Indicatori economici principali
Fonte: CRESME su dati ISTAT
Quale futuro per il Mezzogiorno?
Se queste tendenze non verranno invertite, il Mezzogiorno rischia di subire un ulteriore spopolamento, molte aree interne sono già oggi semi-deserte, e interi borghi rischiano di scomparire. L’invecchiamento della popolazione porterà a un aumento del carico sociale, con una spesa crescente per pensioni e sanità e sempre meno risorse disponibili per lo sviluppo.

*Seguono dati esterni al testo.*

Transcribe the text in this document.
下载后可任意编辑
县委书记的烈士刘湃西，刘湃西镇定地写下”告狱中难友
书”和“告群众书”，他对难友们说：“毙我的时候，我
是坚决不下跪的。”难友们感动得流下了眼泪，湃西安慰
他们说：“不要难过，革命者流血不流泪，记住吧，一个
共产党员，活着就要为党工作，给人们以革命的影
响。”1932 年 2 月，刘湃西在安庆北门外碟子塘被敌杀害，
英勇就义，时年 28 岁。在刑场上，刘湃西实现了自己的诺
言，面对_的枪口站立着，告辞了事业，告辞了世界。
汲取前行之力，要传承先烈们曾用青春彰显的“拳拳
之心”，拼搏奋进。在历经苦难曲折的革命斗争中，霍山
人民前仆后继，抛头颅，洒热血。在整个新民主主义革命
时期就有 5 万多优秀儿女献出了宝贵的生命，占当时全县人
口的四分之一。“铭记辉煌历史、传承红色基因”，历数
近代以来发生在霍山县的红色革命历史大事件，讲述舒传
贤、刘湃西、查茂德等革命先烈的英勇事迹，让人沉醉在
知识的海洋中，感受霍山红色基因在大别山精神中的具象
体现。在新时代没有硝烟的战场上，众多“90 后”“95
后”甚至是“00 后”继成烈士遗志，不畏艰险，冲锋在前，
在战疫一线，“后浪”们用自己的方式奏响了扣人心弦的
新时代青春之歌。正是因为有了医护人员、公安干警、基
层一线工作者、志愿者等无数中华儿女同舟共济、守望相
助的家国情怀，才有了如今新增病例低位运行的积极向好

Per affrontare il declino demografico, si dovrebbe definire una strategia multidimensionale per il Mezzogiorno. Incentivare la natalità con politiche di sostegno alle famiglie è fondamentale, così come favorire il rientro dei giovani emigrati offrendo migliori opportunità di lavoro. Anche la riduzione del divario economico rispetto al Nord richiede investimenti mirati in infrastrutture e incentivi alle imprese.
Un ruolo cruciale potrebbe essere giocato dagli stranieri, che potrebbero contribuire a riequilibrare la struttura demografica e a rafforzare il mercato del lavoro. Tuttavia, affinché questo accada, è necessario un cambiamento nelle politiche migratorie e di inclusione, che permetta alla popolazione immigrata di stabilizzarsi e contribuire alla ripresa del Sud.
Solo attraverso un piano strategico e di lungo periodo il Mezzogiorno potrà arrestare il declino e tornare a essere un motore di crescita per l’intero Paese.